1.9.3S
CELL-TO-CELL AND INTRACELLULAR SIGNALLING MECHANISMS PROGRAMMING THE MULTIPLEX PHENYLPROPANOID DEFENCE RESPONSES IN SOYABEAN

TL GRAHAM and MY GRAHAM

Department of Plant Pathology, Ohio State University, Columbus, OH 43210, USA

Background and objectives
The incompatible interaction between soyabean and Phytophthora sojae leads to the highly programmed spatial and temporal deployment of defence responses, including the hypersensitive death (HR) of cells in immediate contact with the pathogen and sharply distinct reactions of cells proximal and distal to the HR. Proximal cell responses include the release of the isoflavones daidzein and genistein from pre-formed conjugates, phenolic polymer deposition, and glyceollin accumulation. The distal cell response is a massive build-up of isoflavone conjugates which enhances defence potential of these cells. We are studying the signals from the pathogen and environment which trigger or condition these responses, the host intercellular signalling which coordinately progams the different cell responses, and the signal transduction processes that mediate responses within specific cells [1]. In wounded tissues, the glucan elicitor from P. sojae triggers the proximal and distal cell responses in the same temporal and spatial manner as seen in infected tissues, providing an excellent signal-response system to examine the full range of these phenomena. These studies led to the critical finding that wounding mimics HR cell death and that cell death program causes surrounding cells to activate proximal cell responses, a phenomenon we call elicitation competency [2]. In the absence of HR cell death or wounding, only the distal cell response to the elicitor occurs. Proximal cell competency is an induced and transient cellular state, which is optimal at 2-6 h after wounding. This transiency may explain the sharp delineation of the proximal cell zone. Wound and HR extracts contain two separable activities, CF-1 and CF-2, which differentially program the phenolic polymer and glyceollin proximal responses, respectively.

Results and conclusions
Reduced glutathione, which can also establish the CF-1 state, leads to the release from soyabean cells of the endogenous CF-1 protein, which is currently being characterized. On the other hand, CF-2 is highly unstable to fractionation. Recent results have established the following for the CF-2 state. Extracellular tetrazolium redox dyes of low potential can clamp unwounded soyabean cells into the CF-2 state. The target of the dyes appears to be a plasma membrane-associated peroxidase functioning as an NADH oxidase (Nox II). The sustained reduction of these dyes by Nox II is accompanied by a sustained alkalinization of the apoplast. These linked redox/ion flux responses, which are reminiscent of the corresponding determinative phases of HR cell death, both occur over a time frame consistent with their role in the establishment of competency. Orthovanadate and nigericin, which lead to a similar sustained alkalinization, can likewise artificially trigger CF-2 competency in unwounded cells. Results with wounded, elicitor-treated cells suggest that, in vivo, Nox II is dramatically and specifically activated by the isoflavone genistein, which is released from pre-formed extracellular conjugates through the action of a 7-O-isoflavone-specific extracellular glucosidase. In addition, a distinct ser/thr protein phosphorylation event is required for the establishment of competency.
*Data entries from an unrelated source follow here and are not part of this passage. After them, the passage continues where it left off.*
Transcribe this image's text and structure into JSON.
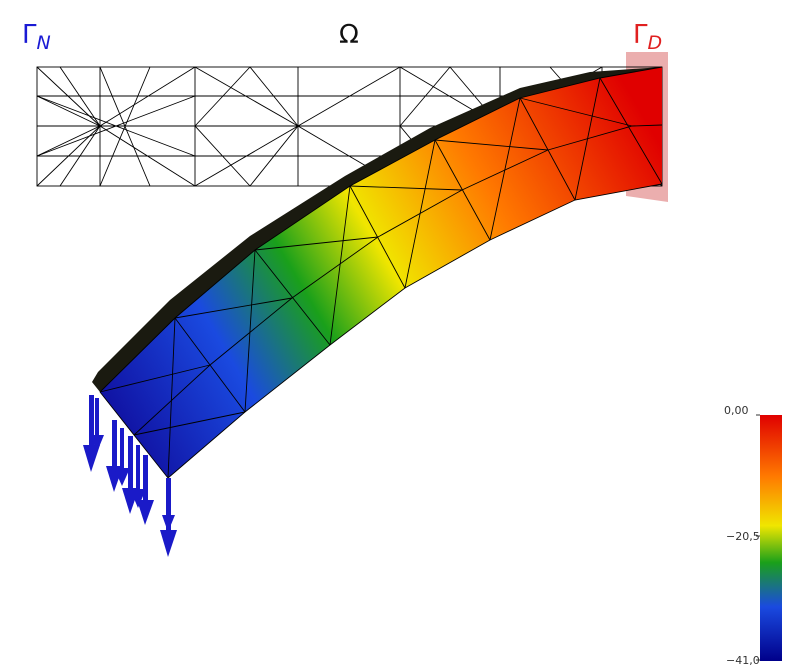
{
  "labels": {
    "neumann": {
      "symbol": "Γ",
      "sub": "N",
      "color": "#1a1ad4"
    },
    "domain": {
      "symbol": "Ω",
      "color": "#111111"
    },
    "dirichlet": {
      "symbol": "Γ",
      "sub": "D",
      "color": "#e02020"
    }
  },
  "colorbar": {
    "max_label": "0,00",
    "mid_label": "−20,5",
    "min_label": "−41,0",
    "colors": [
      "#e00000",
      "#ff7a00",
      "#f0e600",
      "#1aa01a",
      "#1a4ae0",
      "#00008a"
    ]
  },
  "mesh": {
    "stroke": "#000000"
  },
  "constraint_color": "#e8a0a0",
  "load_arrow_color": "#1a1ac8"
}
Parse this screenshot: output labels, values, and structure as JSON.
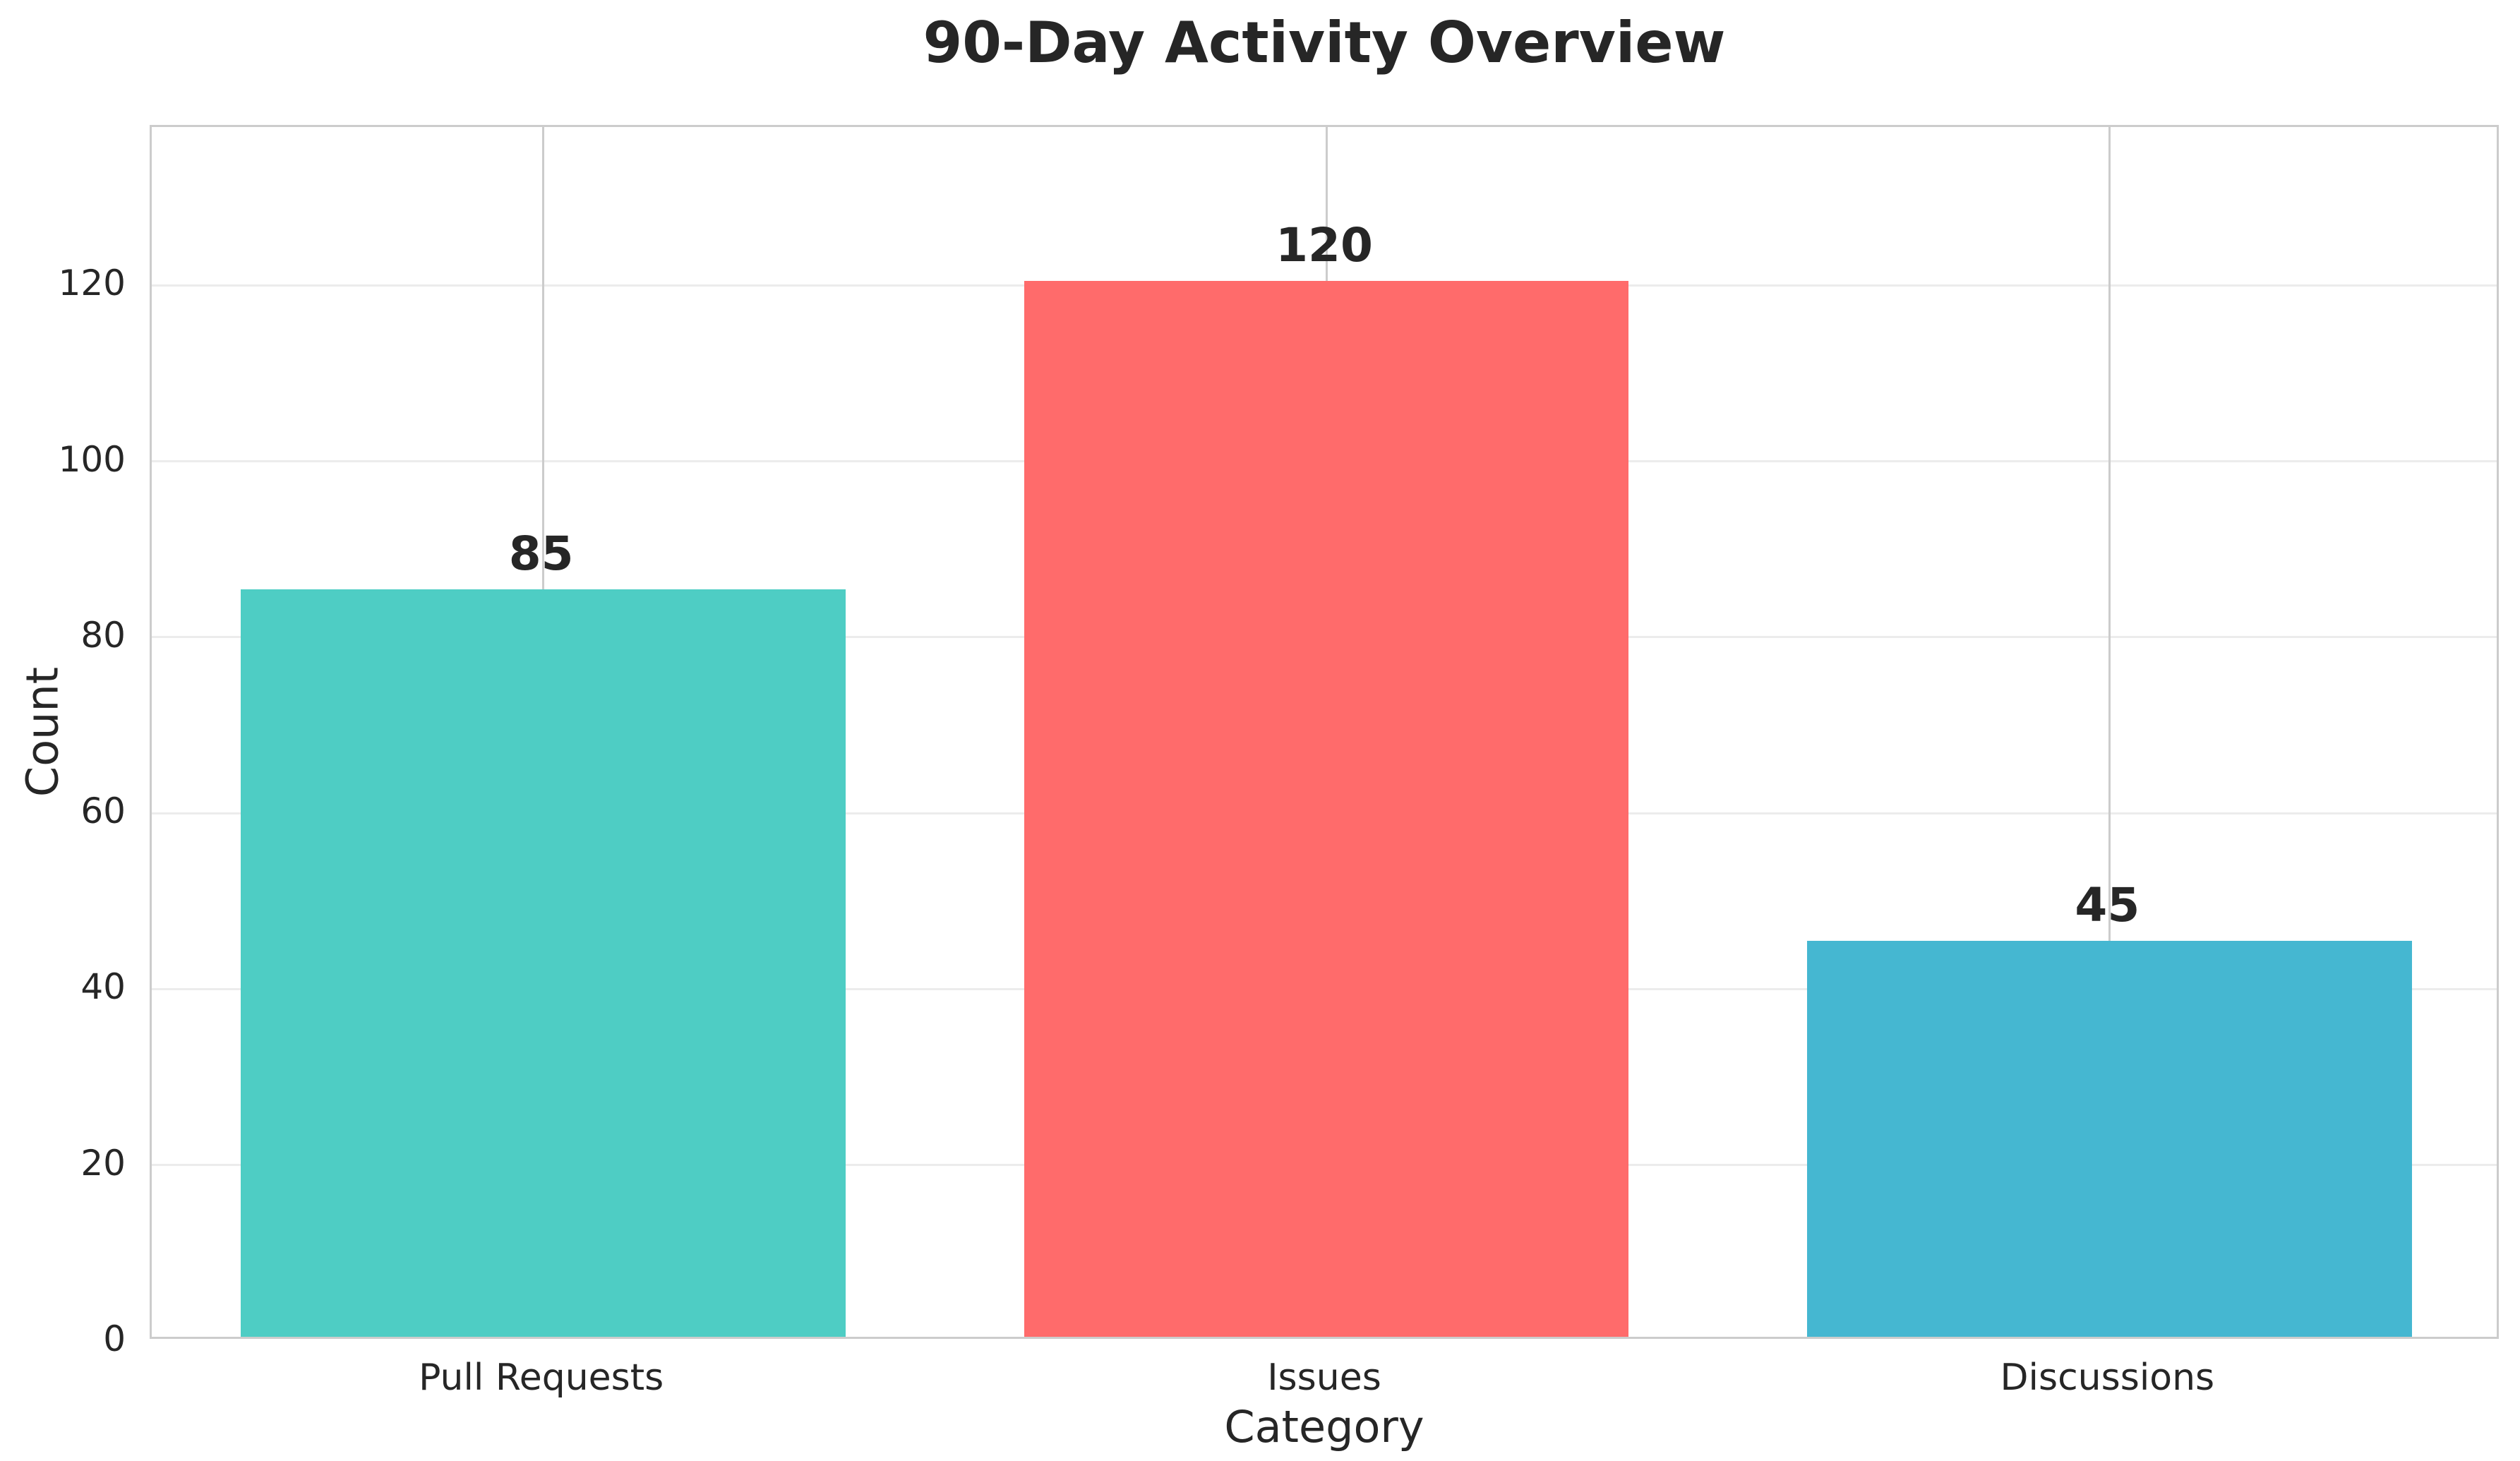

In conclusion, we hypothesize that CF-2 proximal cell competency may be established in association with the second, sustained, oxidative phase of HR cell death (2-6 h) and is mediated by a signal transduction cascade initiated by the activation of Nox II. Activation of Nox II by genistein is also accompanied by the generation and dismutation of superoxide to hydrogen peroxide, which may in turn be consumed in phenolic polymer accumulation, the other major proximal cell reaction.

References
1. Graham TL, Graham MY, 1996. Plant Physiology 110, 1123-1133.
2. Graham MY, Graham TL, 1994. Plant Physiology 105, 571-578.